The track is only a scramble among rocks and holes, concealed by grass and ferns, and we had to cross a stream, full of great holes, several times.

The Fall itself is very pretty, 110 feet in one descent, with a cavernous shrine behind the water, filled with ferns. There were large ferns all round the Fall, and a jungle of luxuriant tropical shrubs of many kinds.

Three miles above this Fall there are the Pei-pei Falls, very interesting geologically. The Wailuku River is the boundary between the two great volcanoes, and its waters, it is supposed by learned men, have often flowed over heated beds of basalt, with the result of columnar formation radiating from the bottom of the stream. This structure is sometimes beautifully exhibited in the form of Gothic archways, through which the torrent pours into a basin, surrounded by curved, broken, and half-sunk prisms, black and prominent amidst the white foam of the Falls. In several places the river has just pierced the beds of lava, and in one passes under a thick rock bridge, several hundred feet wide. Often, where the water flows over beds of dark grey basalt, masses of trachyte, closely resembling syenite, have formed "potholes," and by mutual action have been worn to pebbles. At Pei-pei there are three circular pools, each about fifty feet in diameter, and separated by walls six feet thick, in a bed of columnar basalt. {65} During freshets the river sometimes rises thirty feet, and hides these pools, but during the dry season the upper bed is bare, and after a succession of cascades of various heights the stream pours into the first basin, filling it with foam. From this there is no apparent outlet, but leaves thrown in soon appear in the second basin, whose tranquillity is only disturbed by a few bubbles. Between this and the third there are two subterranean passages, and the water there leaps over a fall about forty feet high, nearly covering a perfect Gothic arch which is the entrance to a shallow cave. The scene is enclosed by high and nearly perpendicular walls. {66}

Near the Anuenue Fall we stopped at a native house, outside which a woman, in a rose-coloured chemise, was stringing roses for a necklace, while her husband pounded the kalo root on a board.
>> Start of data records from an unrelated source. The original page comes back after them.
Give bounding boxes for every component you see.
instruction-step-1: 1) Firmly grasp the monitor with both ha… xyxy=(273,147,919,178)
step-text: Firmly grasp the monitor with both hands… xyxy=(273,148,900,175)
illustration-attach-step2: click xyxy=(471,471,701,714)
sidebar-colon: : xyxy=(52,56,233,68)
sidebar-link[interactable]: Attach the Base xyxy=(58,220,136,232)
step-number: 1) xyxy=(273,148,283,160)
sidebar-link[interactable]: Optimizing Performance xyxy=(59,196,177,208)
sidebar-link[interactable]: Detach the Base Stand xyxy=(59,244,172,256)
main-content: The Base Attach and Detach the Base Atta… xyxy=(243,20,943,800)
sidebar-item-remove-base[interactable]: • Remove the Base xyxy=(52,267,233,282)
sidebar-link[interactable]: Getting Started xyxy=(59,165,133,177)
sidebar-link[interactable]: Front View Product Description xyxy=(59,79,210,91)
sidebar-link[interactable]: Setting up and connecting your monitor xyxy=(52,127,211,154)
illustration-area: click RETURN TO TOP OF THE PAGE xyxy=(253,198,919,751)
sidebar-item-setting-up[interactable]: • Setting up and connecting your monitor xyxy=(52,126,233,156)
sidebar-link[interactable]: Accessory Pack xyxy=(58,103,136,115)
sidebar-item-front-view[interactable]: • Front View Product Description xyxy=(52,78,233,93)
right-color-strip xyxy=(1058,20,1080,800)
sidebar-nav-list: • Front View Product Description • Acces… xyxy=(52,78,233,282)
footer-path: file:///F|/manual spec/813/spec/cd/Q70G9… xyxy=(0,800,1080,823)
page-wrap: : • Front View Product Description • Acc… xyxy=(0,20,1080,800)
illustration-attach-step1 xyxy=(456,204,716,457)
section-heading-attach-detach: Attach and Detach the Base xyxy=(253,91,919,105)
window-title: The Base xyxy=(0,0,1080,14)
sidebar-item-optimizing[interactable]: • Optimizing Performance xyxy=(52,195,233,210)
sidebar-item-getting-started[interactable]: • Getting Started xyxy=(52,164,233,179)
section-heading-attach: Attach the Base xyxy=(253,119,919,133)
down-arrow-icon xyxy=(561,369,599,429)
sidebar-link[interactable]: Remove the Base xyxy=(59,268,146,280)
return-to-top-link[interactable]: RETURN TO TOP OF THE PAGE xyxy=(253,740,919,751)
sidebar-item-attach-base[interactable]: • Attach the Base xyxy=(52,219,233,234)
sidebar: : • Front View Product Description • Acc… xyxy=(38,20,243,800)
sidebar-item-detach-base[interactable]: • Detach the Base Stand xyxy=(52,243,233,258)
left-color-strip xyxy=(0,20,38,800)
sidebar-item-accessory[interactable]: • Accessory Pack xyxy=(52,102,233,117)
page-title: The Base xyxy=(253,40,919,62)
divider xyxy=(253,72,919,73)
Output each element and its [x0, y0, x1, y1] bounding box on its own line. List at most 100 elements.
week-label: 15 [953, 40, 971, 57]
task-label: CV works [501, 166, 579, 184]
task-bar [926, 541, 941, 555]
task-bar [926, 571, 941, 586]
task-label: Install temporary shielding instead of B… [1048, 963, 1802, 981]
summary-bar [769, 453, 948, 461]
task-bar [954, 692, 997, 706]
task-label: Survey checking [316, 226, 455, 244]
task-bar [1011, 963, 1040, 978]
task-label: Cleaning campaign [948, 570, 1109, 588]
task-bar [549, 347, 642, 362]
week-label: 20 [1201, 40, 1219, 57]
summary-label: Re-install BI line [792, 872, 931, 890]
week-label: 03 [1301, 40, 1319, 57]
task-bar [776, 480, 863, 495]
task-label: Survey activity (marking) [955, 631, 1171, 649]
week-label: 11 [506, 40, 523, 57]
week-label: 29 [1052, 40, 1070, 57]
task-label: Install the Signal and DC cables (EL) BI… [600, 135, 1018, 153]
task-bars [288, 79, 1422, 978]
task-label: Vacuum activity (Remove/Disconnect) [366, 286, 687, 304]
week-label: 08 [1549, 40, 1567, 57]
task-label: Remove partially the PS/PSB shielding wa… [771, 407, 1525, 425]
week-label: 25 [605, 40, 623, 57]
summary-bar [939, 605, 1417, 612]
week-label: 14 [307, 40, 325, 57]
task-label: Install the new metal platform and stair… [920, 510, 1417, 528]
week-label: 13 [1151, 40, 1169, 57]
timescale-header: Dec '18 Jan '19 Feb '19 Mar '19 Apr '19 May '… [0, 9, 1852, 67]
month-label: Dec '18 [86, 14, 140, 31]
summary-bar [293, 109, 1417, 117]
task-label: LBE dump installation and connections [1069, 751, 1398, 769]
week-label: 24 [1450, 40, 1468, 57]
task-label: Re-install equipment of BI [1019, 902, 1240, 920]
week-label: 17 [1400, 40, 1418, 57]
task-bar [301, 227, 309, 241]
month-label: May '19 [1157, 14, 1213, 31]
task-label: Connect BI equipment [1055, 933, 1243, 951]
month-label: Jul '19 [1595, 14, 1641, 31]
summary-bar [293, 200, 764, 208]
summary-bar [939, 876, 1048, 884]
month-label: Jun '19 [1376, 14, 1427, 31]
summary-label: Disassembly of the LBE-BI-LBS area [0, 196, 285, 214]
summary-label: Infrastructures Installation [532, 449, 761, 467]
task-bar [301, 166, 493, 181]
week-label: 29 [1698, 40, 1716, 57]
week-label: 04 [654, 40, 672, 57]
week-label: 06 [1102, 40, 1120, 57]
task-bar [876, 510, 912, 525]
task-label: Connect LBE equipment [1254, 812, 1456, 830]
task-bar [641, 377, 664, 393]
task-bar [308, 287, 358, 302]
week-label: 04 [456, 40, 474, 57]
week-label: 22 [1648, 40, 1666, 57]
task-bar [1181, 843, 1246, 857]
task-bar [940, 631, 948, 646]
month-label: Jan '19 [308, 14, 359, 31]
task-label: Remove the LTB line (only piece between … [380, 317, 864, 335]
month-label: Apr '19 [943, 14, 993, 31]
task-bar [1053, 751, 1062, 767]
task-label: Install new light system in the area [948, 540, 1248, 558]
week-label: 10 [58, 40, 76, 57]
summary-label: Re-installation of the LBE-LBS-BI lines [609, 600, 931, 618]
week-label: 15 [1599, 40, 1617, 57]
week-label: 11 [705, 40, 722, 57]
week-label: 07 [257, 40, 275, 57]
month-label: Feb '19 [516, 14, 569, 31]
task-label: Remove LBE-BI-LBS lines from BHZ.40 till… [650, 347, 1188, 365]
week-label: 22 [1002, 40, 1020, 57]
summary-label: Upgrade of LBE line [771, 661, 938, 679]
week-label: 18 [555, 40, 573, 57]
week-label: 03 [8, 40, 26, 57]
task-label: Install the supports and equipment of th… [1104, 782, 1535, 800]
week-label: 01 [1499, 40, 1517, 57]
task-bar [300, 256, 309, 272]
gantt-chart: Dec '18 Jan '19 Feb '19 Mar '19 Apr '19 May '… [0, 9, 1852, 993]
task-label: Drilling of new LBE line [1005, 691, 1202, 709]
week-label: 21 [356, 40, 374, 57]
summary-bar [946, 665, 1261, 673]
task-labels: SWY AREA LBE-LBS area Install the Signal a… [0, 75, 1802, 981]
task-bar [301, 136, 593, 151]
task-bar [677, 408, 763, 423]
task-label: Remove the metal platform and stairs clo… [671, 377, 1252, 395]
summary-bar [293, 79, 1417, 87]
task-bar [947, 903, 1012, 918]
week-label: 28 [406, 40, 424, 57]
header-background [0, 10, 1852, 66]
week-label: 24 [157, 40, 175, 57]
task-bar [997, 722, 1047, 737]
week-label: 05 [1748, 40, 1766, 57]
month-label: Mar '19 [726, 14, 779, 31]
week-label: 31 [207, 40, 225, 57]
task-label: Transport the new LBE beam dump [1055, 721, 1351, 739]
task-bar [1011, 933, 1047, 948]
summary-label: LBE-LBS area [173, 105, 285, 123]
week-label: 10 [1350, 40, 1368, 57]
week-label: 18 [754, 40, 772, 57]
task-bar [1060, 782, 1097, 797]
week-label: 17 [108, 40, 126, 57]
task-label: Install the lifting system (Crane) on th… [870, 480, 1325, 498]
His only clothing was the malo, a narrow strip of cloth wound round the loins, and passed between the legs. This was the only covering worn by men before the introduction of Christianity. Females wore the pau, a short petticoat made of tapa, which reached from the waist to the knees. To our eyes, the brown skin produces nearly the effect of clothing.

Everything was new and interesting, but the ride was spoiled by my insecure seat in my saddle, and the increased pain in my spine which riding produced.